For this reason, we must soon expect the development and release of PhoneGnostic tools dedicated to beauty. I envision them to become a reality in the hand of the consumer that will perhaps enable them to evaluate their desquamation index, cutaneous micro relief, cutaneous lipid status, etc. with a high degree of precision, possibly attaining proficiency comparable with professional instruments currently available.

This will create a scenario that would put beauty products under higher scrutiny as the consumer would be able to analytically track, through those diagnostic tools, the progress and changes in his/her skin health and aesthetic, and would be able to identify, across the brands, which product really is the best for his/her skin.

Even for those who are not directly involved in the development of these PhoneGnostic tools, we, as scientists, must ask ourselves how the advent of such diagnostic devices will transform the industry, i.e. how will they affect cosmetic research, the way products are formulated, and the product classes themselves.

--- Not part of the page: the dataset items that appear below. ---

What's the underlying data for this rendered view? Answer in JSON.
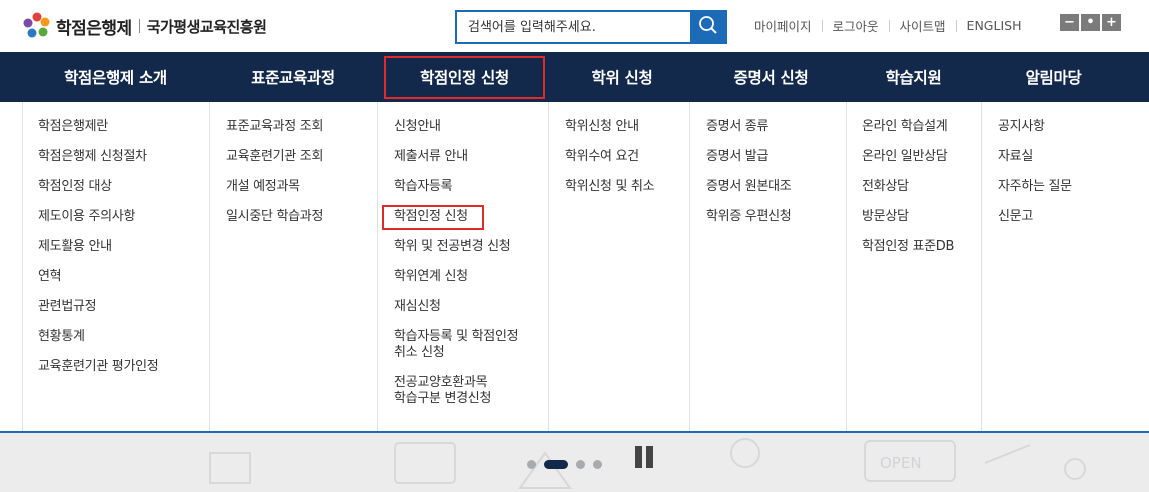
{
  "header": {
    "logo_title": "학점은행제",
    "logo_org": "국가평생교육진흥원",
    "search_placeholder": "검색어를 입력해주세요.",
    "util_links": [
      "마이페이지",
      "로그아웃",
      "사이트맵",
      "ENGLISH"
    ],
    "zoom": {
      "out": "−",
      "reset": "•",
      "in": "+"
    }
  },
  "gnb": [
    "학점은행제 소개",
    "표준교육과정",
    "학점인정 신청",
    "학위 신청",
    "증명서 신청",
    "학습지원",
    "알림마당"
  ],
  "submenu": [
    [
      "학점은행제란",
      "학점은행제 신청절차",
      "학점인정 대상",
      "제도이용 주의사항",
      "제도활용 안내",
      "연혁",
      "관련법규정",
      "현황통계",
      "교육훈련기관 평가인정"
    ],
    [
      "표준교육과정 조회",
      "교육훈련기관 조회",
      "개설 예정과목",
      "일시중단 학습과정"
    ],
    [
      "신청안내",
      "제출서류 안내",
      "학습자등록",
      "학점인정 신청",
      "학위 및 전공변경 신청",
      "학위연계 신청",
      "재심신청",
      "학습자등록 및 학점인정\n취소 신청",
      "전공교양호환과목\n학습구분 변경신청"
    ],
    [
      "학위신청 안내",
      "학위수여 요건",
      "학위신청 및 취소"
    ],
    [
      "증명서 종류",
      "증명서 발급",
      "증명서 원본대조",
      "학위증 우편신청"
    ],
    [
      "온라인 학습설계",
      "온라인 일반상담",
      "전화상담",
      "방문상담",
      "학점인정 표준DB"
    ],
    [
      "공지사항",
      "자료실",
      "자주하는 질문",
      "신문고"
    ]
  ],
  "colors": {
    "navy": "#13294b",
    "blue": "#1d6ab7",
    "highlight": "#e02a2a"
  },
  "banner": {
    "open_sign": "OPEN"
  }
}
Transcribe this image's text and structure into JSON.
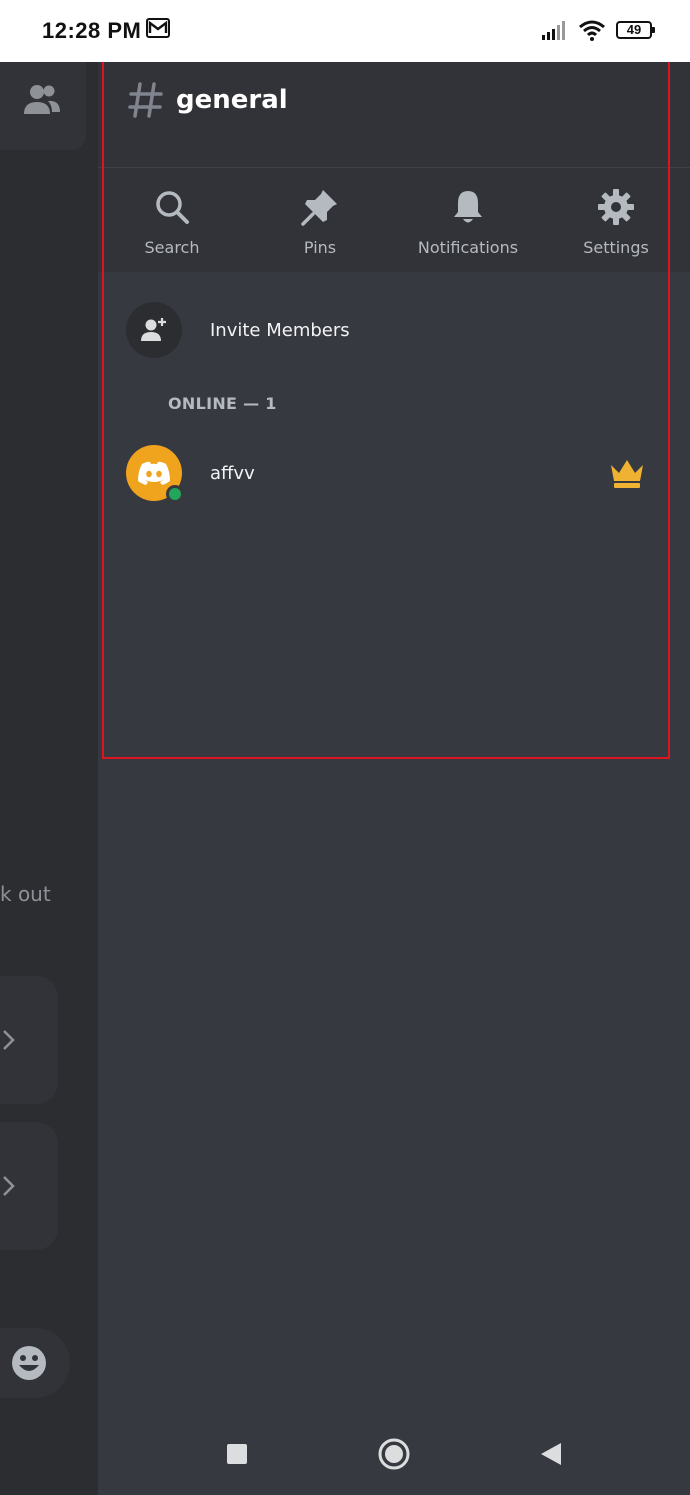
{
  "status_bar": {
    "time": "12:28 PM",
    "battery": "49",
    "icons": [
      "mail-icon",
      "signal-icon",
      "wifi-icon",
      "battery-icon"
    ]
  },
  "background_chat": {
    "snippet": "k out",
    "icons": [
      "members-icon",
      "chevron-right-icon",
      "emoji-icon"
    ]
  },
  "drawer": {
    "channel_hash": "#",
    "channel_name": "general",
    "actions": [
      {
        "label": "Search",
        "icon": "search-icon"
      },
      {
        "label": "Pins",
        "icon": "pin-icon"
      },
      {
        "label": "Notifications",
        "icon": "bell-icon"
      },
      {
        "label": "Settings",
        "icon": "gear-icon"
      }
    ],
    "invite_label": "Invite Members",
    "online_heading": "ONLINE — 1",
    "members": [
      {
        "name": "affvv",
        "avatar_color": "#f0a31c",
        "status": "online",
        "owner": true
      }
    ]
  },
  "colors": {
    "drawer_bg": "#36393f",
    "header_bg": "#313338",
    "online_green": "#23a55a",
    "crown_gold": "#f0b232",
    "highlight_red": "#e0141e"
  }
}
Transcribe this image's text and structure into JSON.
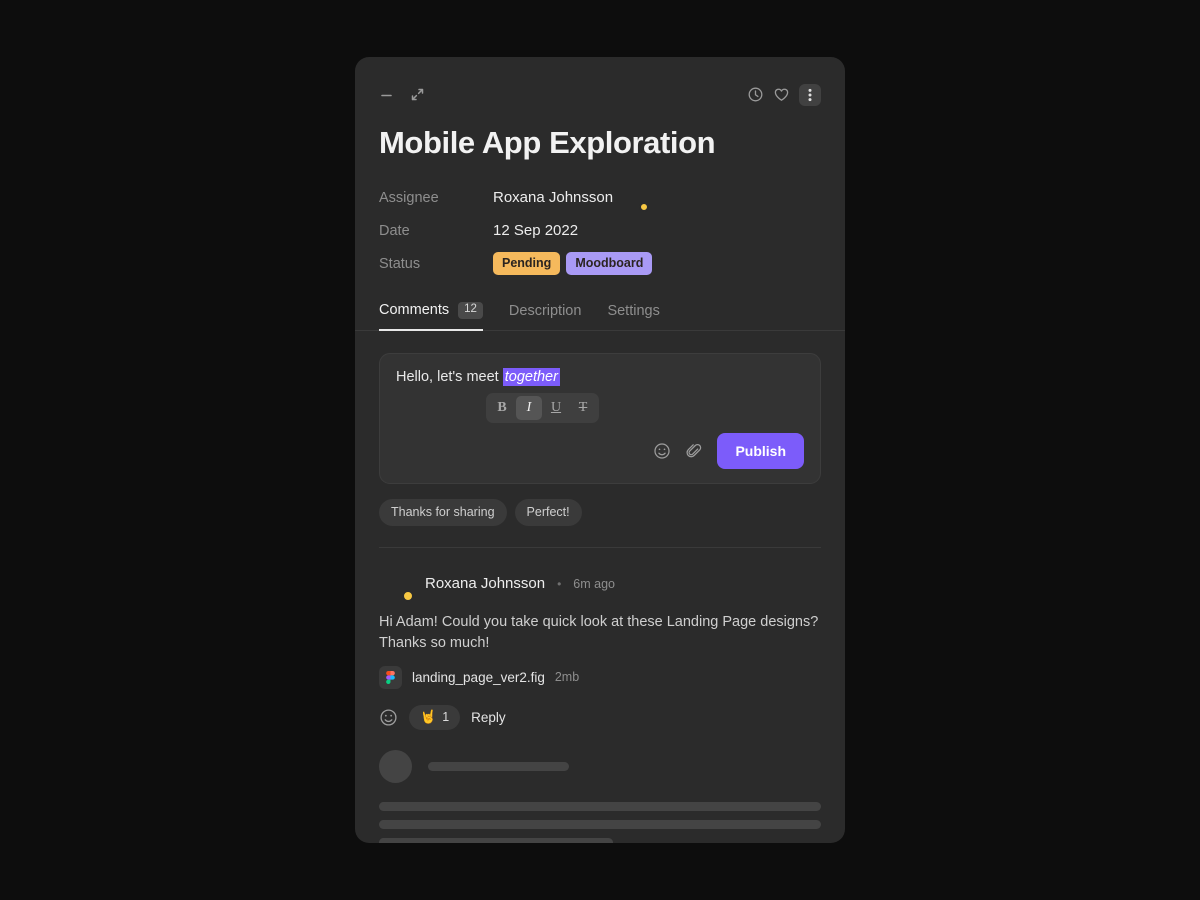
{
  "window": {
    "minimize_label": "minimize",
    "expand_label": "expand",
    "history_label": "history",
    "favorite_label": "favorite",
    "more_label": "more options"
  },
  "title": "Mobile App Exploration",
  "meta": [
    {
      "label": "Assignee",
      "value": "Roxana Johnsson"
    },
    {
      "label": "Date",
      "value": "12 Sep 2022"
    },
    {
      "label": "Status",
      "value": ""
    }
  ],
  "status_badges": [
    {
      "text": "Pending",
      "color": "#f5b95c"
    },
    {
      "text": "Moodboard",
      "color": "#a99af5"
    }
  ],
  "tabs": [
    {
      "label": "Comments",
      "badge": "12",
      "active": true
    },
    {
      "label": "Description",
      "badge": "",
      "active": false
    },
    {
      "label": "Settings",
      "badge": "",
      "active": false
    }
  ],
  "composer": {
    "text_before": "Hello, let's meet ",
    "selected_text": "together",
    "format_buttons": [
      {
        "glyph": "B",
        "name": "bold",
        "active": false
      },
      {
        "glyph": "I",
        "name": "italic",
        "active": true
      },
      {
        "glyph": "U",
        "name": "underline",
        "active": false
      },
      {
        "glyph": "T",
        "name": "strikethrough",
        "active": false
      }
    ],
    "emoji_label": "emoji",
    "attach_label": "attach file",
    "publish_label": "Publish",
    "accent_color": "#7c5cfa"
  },
  "suggestions": [
    {
      "label": "Thanks for sharing"
    },
    {
      "label": "Perfect!"
    }
  ],
  "comment": {
    "author": "Roxana Johnsson",
    "separator": "•",
    "time": "6m ago",
    "body": "Hi Adam! Could you take quick look at these Landing Page designs? Thanks so much!",
    "file_name": "landing_page_ver2.fig",
    "file_size": "2mb",
    "add_reaction_label": "add reaction",
    "reaction_emoji": "🤘",
    "reaction_count": "1",
    "reply_label": "Reply"
  },
  "skeleton": {
    "head_bar_width": "32%",
    "line_widths": [
      "100%",
      "100%",
      "53%"
    ]
  }
}
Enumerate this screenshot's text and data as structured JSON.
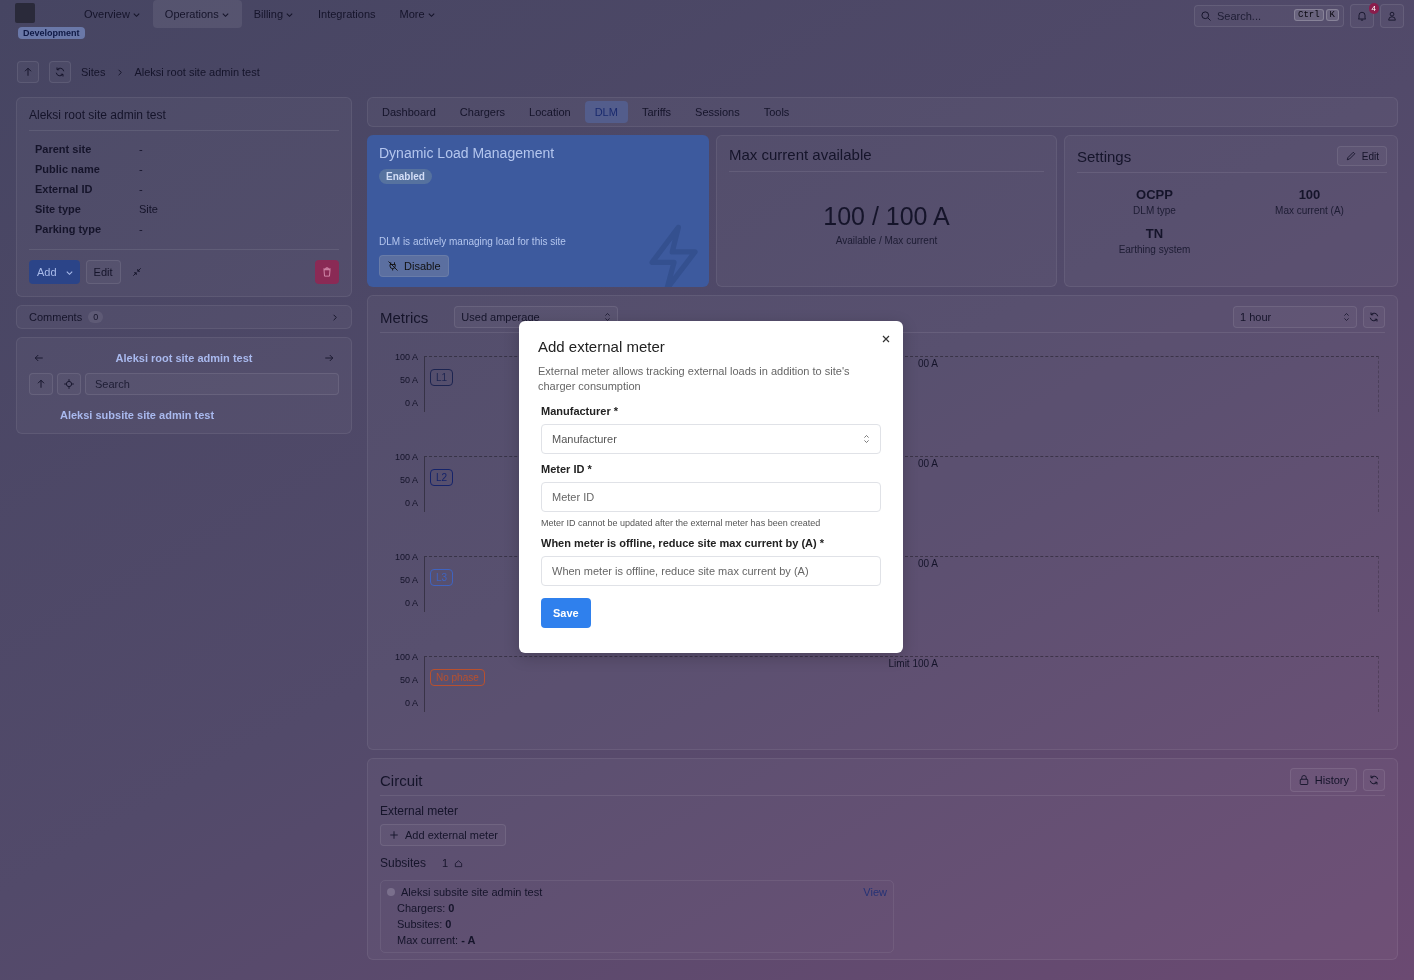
{
  "nav": {
    "items": [
      {
        "label": "Overview",
        "dropdown": true,
        "selected": false
      },
      {
        "label": "Operations",
        "dropdown": true,
        "selected": true
      },
      {
        "label": "Billing",
        "dropdown": true,
        "selected": false
      },
      {
        "label": "Integrations",
        "dropdown": false,
        "selected": false
      },
      {
        "label": "More",
        "dropdown": true,
        "selected": false
      }
    ],
    "environment": "Development",
    "search": {
      "placeholder": "Search...",
      "keys": [
        "Ctrl",
        "K"
      ]
    },
    "notifications": "4"
  },
  "breadcrumb": [
    "Sites",
    "Aleksi root site admin test"
  ],
  "site": {
    "title": "Aleksi root site admin test",
    "fields": [
      {
        "label": "Parent site",
        "value": "-"
      },
      {
        "label": "Public name",
        "value": "-"
      },
      {
        "label": "External ID",
        "value": "-"
      },
      {
        "label": "Site type",
        "value": "Site"
      },
      {
        "label": "Parking type",
        "value": "-"
      }
    ],
    "add": "Add",
    "edit": "Edit"
  },
  "comments": {
    "label": "Comments",
    "count": "0"
  },
  "tree": {
    "title": "Aleksi root site admin test",
    "search_placeholder": "Search",
    "children": [
      {
        "label": "Aleksi subsite site admin test"
      }
    ]
  },
  "tabs": [
    {
      "label": "Dashboard",
      "selected": false
    },
    {
      "label": "Chargers",
      "selected": false
    },
    {
      "label": "Location",
      "selected": false
    },
    {
      "label": "DLM",
      "selected": true
    },
    {
      "label": "Tariffs",
      "selected": false
    },
    {
      "label": "Sessions",
      "selected": false
    },
    {
      "label": "Tools",
      "selected": false
    }
  ],
  "dlm": {
    "title": "Dynamic Load Management",
    "status": "Enabled",
    "message": "DLM is actively managing load for this site",
    "action": "Disable"
  },
  "max_current": {
    "title": "Max current available",
    "value": "100 / 100 A",
    "caption": "Available / Max current"
  },
  "settings": {
    "title": "Settings",
    "edit": "Edit",
    "items": [
      {
        "value": "OCPP",
        "label": "DLM type"
      },
      {
        "value": "100",
        "label": "Max current (A)"
      },
      {
        "value": "TN",
        "label": "Earthing system"
      }
    ]
  },
  "metrics": {
    "title": "Metrics",
    "metric": "Used amperage",
    "range": "1 hour",
    "panels": [
      {
        "phase": "L1",
        "color": "#1c2450",
        "yticks": [
          "100 A",
          "50 A",
          "0 A"
        ],
        "limit_label": "00 A"
      },
      {
        "phase": "L2",
        "color": "#15236a",
        "yticks": [
          "100 A",
          "50 A",
          "0 A"
        ],
        "limit_label": "00 A"
      },
      {
        "phase": "L3",
        "color": "#3f63c0",
        "yticks": [
          "100 A",
          "50 A",
          "0 A"
        ],
        "limit_label": "00 A"
      },
      {
        "phase": "No phase",
        "color": "#b8502e",
        "yticks": [
          "100 A",
          "50 A",
          "0 A"
        ],
        "limit_label": "Limit 100 A"
      }
    ]
  },
  "circuit": {
    "title": "Circuit",
    "history": "History",
    "external_meter_label": "External meter",
    "add_meter": "Add external meter",
    "subsites_label": "Subsites",
    "subsites_count": "1",
    "subsites": [
      {
        "name": "Aleksi subsite site admin test",
        "action": "View",
        "details": [
          "Chargers: **0**",
          "Subsites: **0**",
          "Max current: **- A**"
        ]
      }
    ]
  },
  "modal": {
    "title": "Add external meter",
    "description": "External meter allows tracking external loads in addition to site's charger consumption",
    "fields": [
      {
        "kind": "select",
        "label": "Manufacturer *",
        "placeholder": "Manufacturer"
      },
      {
        "kind": "text",
        "label": "Meter ID *",
        "placeholder": "Meter ID",
        "hint": "Meter ID cannot be updated after the external meter has been created"
      },
      {
        "kind": "text",
        "label": "When meter is offline, reduce site max current by (A) *",
        "placeholder": "When meter is offline, reduce site max current by (A)"
      }
    ],
    "submit": "Save"
  }
}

It is important to be aware that any analytical instrument currently used in a cosmetic lab, which uses a set of lenses and lights, a microscope, and anything based on optical imaging, can and will be, in the future, transferred to a smartphone integrated platform. It is just a matter of time.

1. S.A. Boppar and R. Richards-Kortum, Point of car and point of procedure optical imaging technologies for primary care and global health, Sci. Transl. Med., 6(253), doi: 10.1126/scitranslmed.3009725 (2014).
2. C.W. Pirnstill and G.L. Coté, Malaria diagnosis using a mobile phone polarized microscope, Sci. Rep., 5, 13368, doi: 10.1038/srep13368 (2015).
3. D.N. Breslauer, R.N. Maamari, N.A. Switz, W.A. Lam, and D.A. Fletcher, Mobile phone based clinical microscopy for global health applications, PLoS One, 4(7), e6320, doi: 10.1371/journal.pone.0006320 (2009).
4. H. Zhu, O. Yaglidere, T.W. Su, D. Tseng, and A. Ozcan, Wide-field fluorescent microscopy on a cell-phone, Ann. Int. Conf. IEEE Eng. Med. Biol. Soc., 6801-6804 (2011).
5. D. Tseng, O. Mudanyali, C. Oztoprak, S.O. Isikman, I. Sencan, O. Yaglidere, and A. Ozcan, Lensfree microscopy on a cellphone, Lab Chip, 10(14), 1787-1792, doi: 10.1039/c003477k (2010).
6. Z.J. Smith, K. Chu, A.R. Espenson, M. Rahimzadeh, A. Gryshuk, M. Molinaro, D.M. Dwyre, S. Lane, D. Matthews, and S. Wachsmann-Hogiu, Cell-phone-based platform for biomedical device development and education applications, PLoS One, 6(3), e17150. doi: 10.1371/journal.pone.0017150 (2011).
7. A. Arpa, G. Wetzstein, D. Lanman, and R. Raskar, Computer Vision and Pattern Recognition Workshops (CVPRW), 2012 IEEE Computer Society Conference, 23-28 (2012).